# DS-NYC-45 | Unit Project 3: Basic Machine Learning Modeling

In this project, you will perform a logistic regression on the admissions data we've been working with in Unit Projects 1 and 2.

In [1]:
import os

import numpy as np
import pandas as pd
pd.set_option('display.max_rows', 10)
pd.set_option('display.max_columns', 10)
pd.set_option('display.notebook_repr_html', True)

import statsmodels.formula.api as smf

from sklearn import linear_model

In [2]:
df = pd.read_csv(os.path.join('..', '..', 'dataset', 'ucla-admissions.csv'))
df.dropna(inplace = True)

df

Unnamed: 0,admit,gre,gpa,prestige
0,0,380.0,3.61,3.0
1,1,660.0,3.67,3.0
2,1,800.0,4.00,1.0
3,1,640.0,3.19,4.0
4,0,520.0,2.93,4.0
...,...,...,...,...
395,0,620.0,4.00,2.0
396,0,560.0,3.04,3.0
397,0,460.0,2.63,2.0
398,0,700.0,3.65,2.0


## Part A.  Frequency Table

> ### Question 1.  Create a frequency table for `prestige` and whether or not an applicant was admitted.

In [3]:
# TODO
prestige_group = df.groupby("prestige")
prestige_group["admit"].value_counts()

prestige  admit
1.0       1        33
          0        28
2.0       0        95
          1        53
3.0       0        93
          1        28
4.0       0        55
          1        12
Name: admit, dtype: int64

## Part B.  Variable Transformations

> ### Question 2.  Create a one-hot encoding for `prestige`.

In [4]:
# TODO
prestige_one_hot = pd.get_dummies(df["prestige"])
prestige_one_hot

Unnamed: 0,1.0,2.0,3.0,4.0
0,0.0,0.0,1.0,0.0
1,0.0,0.0,1.0,0.0
2,1.0,0.0,0.0,0.0
3,0.0,0.0,0.0,1.0
4,0.0,0.0,0.0,1.0
...,...,...,...,...
395,0.0,1.0,0.0,0.0
396,0.0,0.0,1.0,0.0
397,0.0,1.0,0.0,0.0
398,0.0,1.0,0.0,0.0


> ### Question 3.  How many of these binary variables do we need for modeling?

Answer: 3

> ### Question 4.  Why are we doing this?

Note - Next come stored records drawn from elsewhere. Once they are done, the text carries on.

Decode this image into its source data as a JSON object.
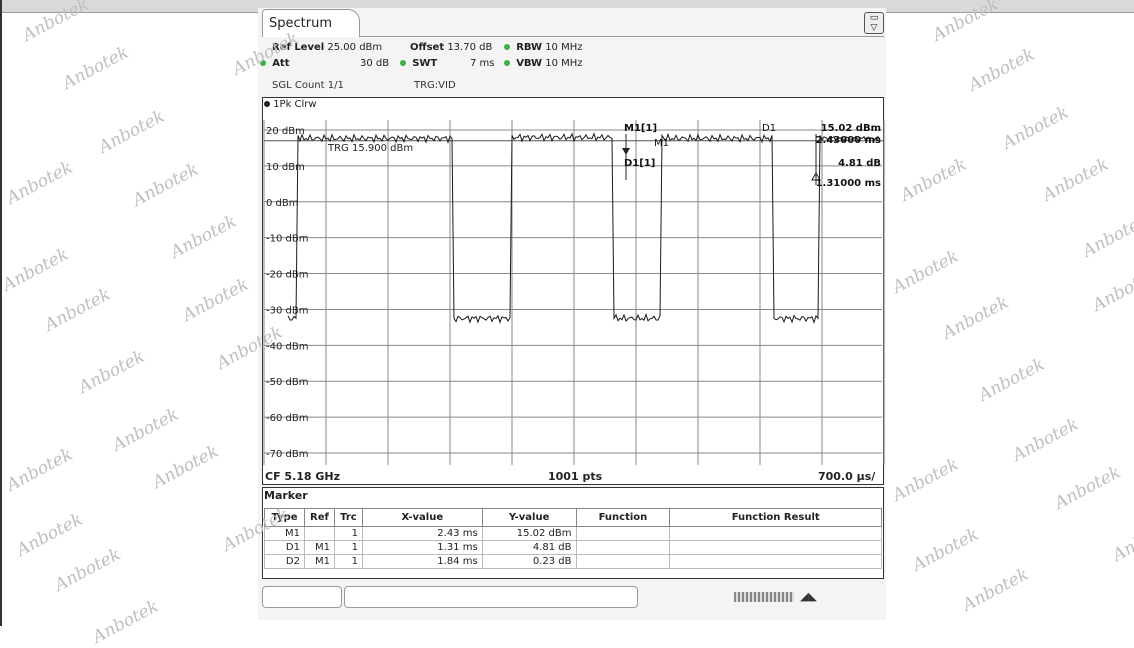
{
  "window": {
    "tab_label": "Spectrum",
    "tab_icon": "display-config-icon"
  },
  "settings": {
    "ref_level_label": "Ref Level",
    "ref_level_value": "25.00 dBm",
    "offset_label": "Offset",
    "offset_value": "13.70 dB",
    "rbw_label": "RBW",
    "rbw_value": "10 MHz",
    "att_label": "Att",
    "att_value": "30 dB",
    "swt_label": "SWT",
    "swt_value": "7 ms",
    "vbw_label": "VBW",
    "vbw_value": "10 MHz",
    "sgl_count": "SGL Count 1/1",
    "trg": "TRG:VID"
  },
  "trace": {
    "label": "1Pk Clrw"
  },
  "plot": {
    "y_labels": [
      "20 dBm",
      "10 dBm",
      "0 dBm",
      "-10 dBm",
      "-20 dBm",
      "-30 dBm",
      "-40 dBm",
      "-50 dBm",
      "-60 dBm",
      "-70 dBm"
    ],
    "trg_line_label": "TRG 15.900 dBm",
    "m1_readout_label": "M1[1]",
    "m1_readout_value": "15.02 dBm",
    "m1_readout_time": "2.43000 ms",
    "d1_readout_label": "D1[1]",
    "d1_readout_value": "4.81 dB",
    "d1_readout_time": "1.31000 ms",
    "m1_tag": "M1",
    "d1_tag": "D1",
    "center_freq": "CF 5.18 GHz",
    "points": "1001 pts",
    "span_per_div": "700.0 µs/",
    "trace_color": "#1a1a1a",
    "trigger_line_color": "#555555"
  },
  "marker_table": {
    "title": "Marker",
    "headers": [
      "Type",
      "Ref",
      "Trc",
      "X-value",
      "Y-value",
      "Function",
      "Function Result"
    ],
    "rows": [
      [
        "M1",
        "",
        "1",
        "2.43 ms",
        "15.02 dBm",
        "",
        ""
      ],
      [
        "D1",
        "M1",
        "1",
        "1.31 ms",
        "4.81 dB",
        "",
        ""
      ],
      [
        "D2",
        "M1",
        "1",
        "1.84 ms",
        "0.23 dB",
        "",
        ""
      ]
    ]
  },
  "watermark_text": "Anbotek"
}
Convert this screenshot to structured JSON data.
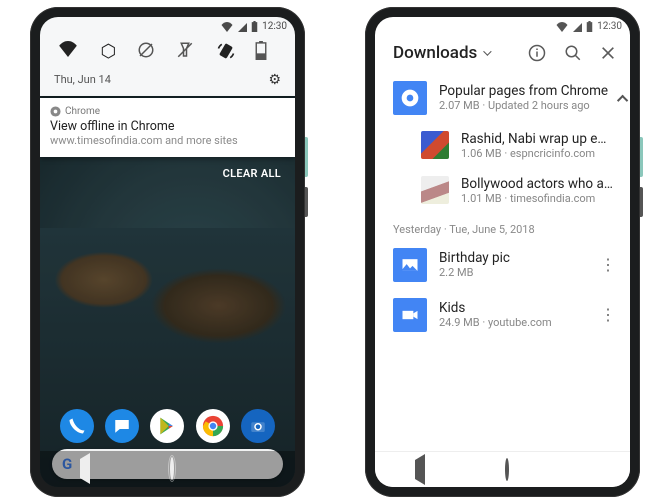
{
  "left": {
    "status": {
      "time": "12:30"
    },
    "qs_date": "Thu, Jun 14",
    "notification": {
      "app": "Chrome",
      "title": "View offline in Chrome",
      "subtitle": "www.timesofindia.com and more sites"
    },
    "clear_all": "CLEAR ALL"
  },
  "right": {
    "status": {
      "time": "12:30"
    },
    "header": {
      "title": "Downloads"
    },
    "group": {
      "title": "Popular pages from Chrome",
      "subtitle": "2.07 MB · Updated 2 hours ago",
      "items": [
        {
          "title": "Rashid, Nabi wrap up emph…",
          "subtitle": "1.06 MB · espncricinfo.com"
        },
        {
          "title": "Bollywood actors who are d…",
          "subtitle": "1.01 MB · timesofindia.com"
        }
      ]
    },
    "section_date": "Yesterday · Tue, June 5, 2018",
    "items": [
      {
        "title": "Birthday pic",
        "subtitle": "2.2 MB"
      },
      {
        "title": "Kids",
        "subtitle": "24.9 MB · youtube.com"
      }
    ]
  }
}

Answer: "Prestige" is really a categorical value, but if we pass it to sklearn or statsmodels without transforming it into a dummy variable, then sklearn or statsmodels will treat it as a numeric variable. However, this is inaccurate because it doesn't represent the relationships between the different prestige tiers in a sensible way. For example, it makes no sense to say that a prestige value of 1 is equal to half of a prestige value of 2. Converting "prestige" to a dummy variable enables us to accurately model the effect of being in a particular prestige tier.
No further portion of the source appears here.